A large portion of the island was purchased by the BLM in 1994 and is now a popular boat launch. Like other tracts recently purchased by the BLM, the land is only open to mining claims if the agency specifically says so, Rose said.

“We never opened Blackwell Island.”

Mine All Mine is not yet ready to relinquish its claim, Petersen said.

There could be lots of old silver, lead and cadmium in the gravel – much of the island is made up of old mine tailings washed downstream from the Silver Valley – and Petersen insisted that a BLM official in Coeur d’Alene had previously assured him the island was open for exploration.

Petersen said he did considerable research to make sure his group did not squander the $165 permit fee.

Despite the potential hitch, Petersen said Lake Coeur d’Alene remains prime mine exploration territory.

At least seven other recreation sites could be staked with a claim and dug open for minerals, he said. Plus, thousands of acres of U.S. Forest Service land on the east side of the lake could be claimed – most of it with million dollar views. If the Blackwell site proves to be closed, Mine All Mine would stake a claim somewhere else along the lake, Petersen promised.

The BLM spokesman did not dispute Petersen’s core complaint – that mining trumps most other activities, even those at a boat launch or place with pretty scenery.

“If somebody discovered a big pile of gold right under Blackwell Island and they went through the proper steps … gold mining would trump recreation ultimately,” Rose said.

“We can prevent unnecessary or undue degradation, but we can’t stop the mine.”

As environmentalists pounded in their claim stakes across the West on Thursday, Rep. Nick Rahall, D-W.Va., introduced a bill to collect federal royalties for the first time ever, boost fees for filing claims and establish rules for reclaiming mined tracts.
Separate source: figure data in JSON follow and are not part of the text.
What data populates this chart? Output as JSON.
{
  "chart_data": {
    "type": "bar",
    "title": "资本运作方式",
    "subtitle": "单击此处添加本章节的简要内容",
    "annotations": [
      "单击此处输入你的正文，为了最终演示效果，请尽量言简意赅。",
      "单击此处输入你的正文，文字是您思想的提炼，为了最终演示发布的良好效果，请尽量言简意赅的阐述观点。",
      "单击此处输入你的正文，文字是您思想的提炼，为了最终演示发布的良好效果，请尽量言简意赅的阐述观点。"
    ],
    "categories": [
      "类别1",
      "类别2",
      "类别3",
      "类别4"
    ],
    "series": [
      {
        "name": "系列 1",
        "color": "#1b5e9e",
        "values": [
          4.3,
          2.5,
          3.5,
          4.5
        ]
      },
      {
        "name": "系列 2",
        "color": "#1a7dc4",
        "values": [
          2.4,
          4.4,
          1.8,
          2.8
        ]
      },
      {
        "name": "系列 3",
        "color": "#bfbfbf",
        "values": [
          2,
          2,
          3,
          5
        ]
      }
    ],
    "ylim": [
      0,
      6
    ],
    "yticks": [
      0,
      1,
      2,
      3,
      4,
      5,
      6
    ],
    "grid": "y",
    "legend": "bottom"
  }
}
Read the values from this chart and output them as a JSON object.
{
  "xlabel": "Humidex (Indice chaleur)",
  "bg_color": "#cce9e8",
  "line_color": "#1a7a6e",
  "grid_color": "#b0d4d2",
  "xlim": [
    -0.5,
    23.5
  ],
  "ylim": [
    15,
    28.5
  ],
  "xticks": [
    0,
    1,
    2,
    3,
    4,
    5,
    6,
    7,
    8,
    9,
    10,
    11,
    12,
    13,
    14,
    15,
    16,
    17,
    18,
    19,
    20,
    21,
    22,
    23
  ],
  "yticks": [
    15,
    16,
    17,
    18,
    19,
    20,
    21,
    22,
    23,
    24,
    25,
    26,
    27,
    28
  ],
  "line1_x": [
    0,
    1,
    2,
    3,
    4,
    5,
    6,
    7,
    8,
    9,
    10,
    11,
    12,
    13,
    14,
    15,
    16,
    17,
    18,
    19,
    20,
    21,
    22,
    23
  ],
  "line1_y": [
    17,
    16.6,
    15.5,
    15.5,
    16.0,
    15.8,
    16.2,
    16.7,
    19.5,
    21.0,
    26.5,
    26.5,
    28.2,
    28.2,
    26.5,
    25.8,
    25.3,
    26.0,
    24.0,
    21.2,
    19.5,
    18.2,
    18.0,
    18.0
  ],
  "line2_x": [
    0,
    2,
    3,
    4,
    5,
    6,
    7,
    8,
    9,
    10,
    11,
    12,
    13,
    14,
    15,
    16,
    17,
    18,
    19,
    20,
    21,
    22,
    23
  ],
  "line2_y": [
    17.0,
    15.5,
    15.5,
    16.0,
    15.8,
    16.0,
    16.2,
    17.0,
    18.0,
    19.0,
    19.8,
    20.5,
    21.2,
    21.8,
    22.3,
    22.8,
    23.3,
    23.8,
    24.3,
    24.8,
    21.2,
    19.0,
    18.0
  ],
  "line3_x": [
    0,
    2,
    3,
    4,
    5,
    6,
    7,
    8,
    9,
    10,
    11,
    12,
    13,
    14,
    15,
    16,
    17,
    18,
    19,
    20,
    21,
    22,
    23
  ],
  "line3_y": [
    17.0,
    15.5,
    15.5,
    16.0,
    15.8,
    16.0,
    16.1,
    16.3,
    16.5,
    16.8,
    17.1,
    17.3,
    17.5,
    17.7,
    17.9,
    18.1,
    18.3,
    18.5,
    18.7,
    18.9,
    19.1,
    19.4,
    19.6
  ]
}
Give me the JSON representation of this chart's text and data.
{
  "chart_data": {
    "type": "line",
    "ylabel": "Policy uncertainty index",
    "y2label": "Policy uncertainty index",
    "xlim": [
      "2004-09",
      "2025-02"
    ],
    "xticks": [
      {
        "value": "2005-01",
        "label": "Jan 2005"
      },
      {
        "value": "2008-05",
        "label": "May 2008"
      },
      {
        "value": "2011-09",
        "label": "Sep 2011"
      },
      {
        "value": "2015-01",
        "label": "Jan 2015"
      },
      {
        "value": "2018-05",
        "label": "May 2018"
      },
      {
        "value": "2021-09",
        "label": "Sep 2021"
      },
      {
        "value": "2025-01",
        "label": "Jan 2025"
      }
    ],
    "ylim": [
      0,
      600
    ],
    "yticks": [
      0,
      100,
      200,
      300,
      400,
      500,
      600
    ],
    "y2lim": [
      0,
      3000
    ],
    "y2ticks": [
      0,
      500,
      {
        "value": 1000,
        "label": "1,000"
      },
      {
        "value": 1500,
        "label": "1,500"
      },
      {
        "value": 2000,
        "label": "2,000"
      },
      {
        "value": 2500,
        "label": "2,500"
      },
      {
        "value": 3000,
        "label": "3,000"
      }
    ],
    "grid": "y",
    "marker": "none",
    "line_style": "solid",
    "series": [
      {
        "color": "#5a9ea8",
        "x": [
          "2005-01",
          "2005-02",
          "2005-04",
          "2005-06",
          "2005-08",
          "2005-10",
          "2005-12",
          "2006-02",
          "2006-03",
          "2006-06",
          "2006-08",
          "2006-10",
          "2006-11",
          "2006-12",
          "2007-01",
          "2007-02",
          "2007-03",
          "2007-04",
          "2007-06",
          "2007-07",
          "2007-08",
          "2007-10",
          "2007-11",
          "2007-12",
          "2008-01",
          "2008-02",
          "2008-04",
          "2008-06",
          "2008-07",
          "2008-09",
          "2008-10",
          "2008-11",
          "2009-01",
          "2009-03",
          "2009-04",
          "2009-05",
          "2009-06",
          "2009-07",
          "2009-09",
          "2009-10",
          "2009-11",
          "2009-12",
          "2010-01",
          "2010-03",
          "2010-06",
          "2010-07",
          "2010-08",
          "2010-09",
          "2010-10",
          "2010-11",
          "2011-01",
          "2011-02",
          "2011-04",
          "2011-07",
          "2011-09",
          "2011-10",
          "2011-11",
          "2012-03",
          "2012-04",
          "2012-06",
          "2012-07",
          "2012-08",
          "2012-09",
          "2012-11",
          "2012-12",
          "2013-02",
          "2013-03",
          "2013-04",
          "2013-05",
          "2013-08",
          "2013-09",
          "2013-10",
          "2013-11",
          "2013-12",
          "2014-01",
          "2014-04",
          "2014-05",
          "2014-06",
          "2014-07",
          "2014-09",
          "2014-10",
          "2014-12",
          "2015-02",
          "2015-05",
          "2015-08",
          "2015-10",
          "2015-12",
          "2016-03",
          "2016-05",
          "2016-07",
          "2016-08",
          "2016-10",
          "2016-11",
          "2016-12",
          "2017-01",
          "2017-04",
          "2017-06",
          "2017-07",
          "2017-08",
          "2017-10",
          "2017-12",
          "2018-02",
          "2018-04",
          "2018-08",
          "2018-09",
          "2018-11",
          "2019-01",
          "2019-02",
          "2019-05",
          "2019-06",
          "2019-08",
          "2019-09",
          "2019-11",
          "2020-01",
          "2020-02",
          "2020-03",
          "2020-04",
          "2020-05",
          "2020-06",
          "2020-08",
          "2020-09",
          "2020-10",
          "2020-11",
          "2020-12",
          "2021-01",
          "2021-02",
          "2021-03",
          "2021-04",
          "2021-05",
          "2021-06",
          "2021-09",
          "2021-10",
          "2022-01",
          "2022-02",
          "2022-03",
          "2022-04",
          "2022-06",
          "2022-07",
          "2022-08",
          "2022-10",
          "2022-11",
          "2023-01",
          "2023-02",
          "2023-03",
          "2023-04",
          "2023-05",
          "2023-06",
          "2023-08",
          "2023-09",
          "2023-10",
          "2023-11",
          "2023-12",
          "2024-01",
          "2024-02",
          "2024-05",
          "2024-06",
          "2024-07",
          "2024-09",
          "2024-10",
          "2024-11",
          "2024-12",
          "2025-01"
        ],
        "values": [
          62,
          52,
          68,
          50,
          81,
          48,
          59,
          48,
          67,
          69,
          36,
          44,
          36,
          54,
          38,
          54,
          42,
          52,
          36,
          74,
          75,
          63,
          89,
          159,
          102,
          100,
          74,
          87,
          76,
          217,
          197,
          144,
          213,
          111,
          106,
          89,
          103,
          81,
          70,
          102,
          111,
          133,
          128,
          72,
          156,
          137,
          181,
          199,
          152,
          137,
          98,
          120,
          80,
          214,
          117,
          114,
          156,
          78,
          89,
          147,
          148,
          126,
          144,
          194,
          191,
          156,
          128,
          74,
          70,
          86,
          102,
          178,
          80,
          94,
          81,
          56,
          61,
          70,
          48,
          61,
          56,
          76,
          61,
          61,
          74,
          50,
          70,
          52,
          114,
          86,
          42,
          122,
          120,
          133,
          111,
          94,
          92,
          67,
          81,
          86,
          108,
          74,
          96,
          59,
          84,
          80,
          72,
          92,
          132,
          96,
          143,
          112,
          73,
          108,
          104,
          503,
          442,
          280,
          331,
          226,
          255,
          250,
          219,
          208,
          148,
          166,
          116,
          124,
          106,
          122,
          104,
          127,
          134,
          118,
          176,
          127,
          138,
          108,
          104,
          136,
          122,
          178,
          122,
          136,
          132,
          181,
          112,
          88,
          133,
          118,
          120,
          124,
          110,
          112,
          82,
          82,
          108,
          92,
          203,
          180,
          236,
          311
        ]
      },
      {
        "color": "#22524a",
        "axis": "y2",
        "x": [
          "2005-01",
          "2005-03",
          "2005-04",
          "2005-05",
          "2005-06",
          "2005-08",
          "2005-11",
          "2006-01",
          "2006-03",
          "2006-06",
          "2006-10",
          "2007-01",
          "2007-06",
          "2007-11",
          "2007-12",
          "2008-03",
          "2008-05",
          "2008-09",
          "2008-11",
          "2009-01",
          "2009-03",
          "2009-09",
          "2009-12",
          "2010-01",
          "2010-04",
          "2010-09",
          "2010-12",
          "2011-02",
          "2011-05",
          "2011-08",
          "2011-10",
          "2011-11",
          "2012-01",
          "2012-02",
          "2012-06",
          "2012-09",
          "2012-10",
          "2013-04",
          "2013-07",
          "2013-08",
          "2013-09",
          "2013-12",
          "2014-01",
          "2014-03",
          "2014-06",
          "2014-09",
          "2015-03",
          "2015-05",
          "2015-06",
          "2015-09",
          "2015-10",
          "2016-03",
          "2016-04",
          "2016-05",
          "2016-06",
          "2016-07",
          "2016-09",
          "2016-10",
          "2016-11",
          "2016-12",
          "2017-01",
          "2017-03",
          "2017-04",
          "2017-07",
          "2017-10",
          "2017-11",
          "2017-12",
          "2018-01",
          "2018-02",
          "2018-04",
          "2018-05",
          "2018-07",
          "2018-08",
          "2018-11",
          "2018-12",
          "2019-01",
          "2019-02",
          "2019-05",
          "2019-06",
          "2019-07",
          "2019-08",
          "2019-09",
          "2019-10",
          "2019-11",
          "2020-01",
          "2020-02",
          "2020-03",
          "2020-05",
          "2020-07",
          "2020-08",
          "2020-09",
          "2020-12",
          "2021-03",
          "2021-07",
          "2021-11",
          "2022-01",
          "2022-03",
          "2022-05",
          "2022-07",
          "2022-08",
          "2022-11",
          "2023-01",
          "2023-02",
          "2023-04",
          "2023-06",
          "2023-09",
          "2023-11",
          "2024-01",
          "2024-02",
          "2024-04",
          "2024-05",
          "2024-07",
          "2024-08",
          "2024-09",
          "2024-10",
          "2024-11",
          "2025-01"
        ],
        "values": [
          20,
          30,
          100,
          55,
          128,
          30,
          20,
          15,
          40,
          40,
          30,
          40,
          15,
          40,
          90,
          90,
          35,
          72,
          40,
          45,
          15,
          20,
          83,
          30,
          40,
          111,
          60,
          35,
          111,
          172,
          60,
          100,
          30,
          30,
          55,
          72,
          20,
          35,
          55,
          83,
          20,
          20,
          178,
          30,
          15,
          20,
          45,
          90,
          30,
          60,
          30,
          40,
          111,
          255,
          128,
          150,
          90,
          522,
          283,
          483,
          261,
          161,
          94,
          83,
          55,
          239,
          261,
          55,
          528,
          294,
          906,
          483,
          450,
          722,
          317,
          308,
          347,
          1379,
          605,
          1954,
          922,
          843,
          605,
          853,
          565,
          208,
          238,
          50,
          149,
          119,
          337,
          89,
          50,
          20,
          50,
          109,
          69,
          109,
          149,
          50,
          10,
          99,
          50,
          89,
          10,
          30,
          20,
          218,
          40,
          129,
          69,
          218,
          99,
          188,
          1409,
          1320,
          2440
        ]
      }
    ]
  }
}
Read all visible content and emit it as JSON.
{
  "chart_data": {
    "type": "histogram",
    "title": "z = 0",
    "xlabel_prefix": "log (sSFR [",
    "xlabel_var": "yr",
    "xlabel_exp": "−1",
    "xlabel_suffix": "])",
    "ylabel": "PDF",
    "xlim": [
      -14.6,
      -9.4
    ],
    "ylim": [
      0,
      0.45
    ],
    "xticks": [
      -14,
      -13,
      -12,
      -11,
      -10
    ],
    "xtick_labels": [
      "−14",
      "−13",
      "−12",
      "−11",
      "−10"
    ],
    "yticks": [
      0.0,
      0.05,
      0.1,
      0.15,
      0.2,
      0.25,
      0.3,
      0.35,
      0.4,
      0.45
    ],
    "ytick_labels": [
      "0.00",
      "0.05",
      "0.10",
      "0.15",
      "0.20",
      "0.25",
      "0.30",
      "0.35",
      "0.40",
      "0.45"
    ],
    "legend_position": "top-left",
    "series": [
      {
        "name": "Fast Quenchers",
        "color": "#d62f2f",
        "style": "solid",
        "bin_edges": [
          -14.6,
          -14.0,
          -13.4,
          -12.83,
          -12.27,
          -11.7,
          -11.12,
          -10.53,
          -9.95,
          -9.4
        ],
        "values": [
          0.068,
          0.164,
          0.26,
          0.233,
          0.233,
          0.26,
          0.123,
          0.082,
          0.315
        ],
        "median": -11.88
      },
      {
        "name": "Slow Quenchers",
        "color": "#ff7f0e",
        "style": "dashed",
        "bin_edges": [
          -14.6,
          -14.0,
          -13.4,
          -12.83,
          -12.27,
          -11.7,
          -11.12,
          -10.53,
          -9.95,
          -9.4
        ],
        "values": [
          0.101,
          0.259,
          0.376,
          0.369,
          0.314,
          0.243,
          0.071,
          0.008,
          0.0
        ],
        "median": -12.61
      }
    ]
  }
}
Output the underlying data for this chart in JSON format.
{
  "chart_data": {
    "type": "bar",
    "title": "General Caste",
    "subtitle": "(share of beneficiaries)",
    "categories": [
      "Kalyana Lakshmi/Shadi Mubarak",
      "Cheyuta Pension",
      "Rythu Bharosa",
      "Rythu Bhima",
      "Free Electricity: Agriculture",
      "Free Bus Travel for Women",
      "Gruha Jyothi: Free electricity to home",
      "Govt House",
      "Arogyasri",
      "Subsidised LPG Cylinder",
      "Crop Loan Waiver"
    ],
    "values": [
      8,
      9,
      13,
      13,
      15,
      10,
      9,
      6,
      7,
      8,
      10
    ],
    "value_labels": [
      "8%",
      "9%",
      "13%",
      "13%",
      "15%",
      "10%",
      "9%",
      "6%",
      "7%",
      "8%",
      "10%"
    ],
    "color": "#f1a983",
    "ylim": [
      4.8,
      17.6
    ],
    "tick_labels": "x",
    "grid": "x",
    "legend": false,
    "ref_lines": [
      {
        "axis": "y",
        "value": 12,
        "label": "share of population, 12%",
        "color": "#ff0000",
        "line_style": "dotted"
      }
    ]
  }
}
A similar proposal failed in the mid-1990s.

According to a statement from Rahall, the government has lost out on an estimated $245 billion while paying from $32 billion to $72 billion to clean up abandoned mines, including several sites in North Idaho.

Rahall also noted that the 1872 mining law was meant to lure Americans to the West with the promise of being able to mine federal lands for $5 an acre or less.

“These bargain-basement price tags are still in effect after 133 years,” Rahall said.

National Mining Association spokesman Luke Popovich said the group supports updating the 1872 mining law.

But he said the environmental groups’ actions were merely a stunt that misrepresented the industry.

“We’re the most heavily environmentally regulated mining industry in the world today,” Popovich told the Associated Press.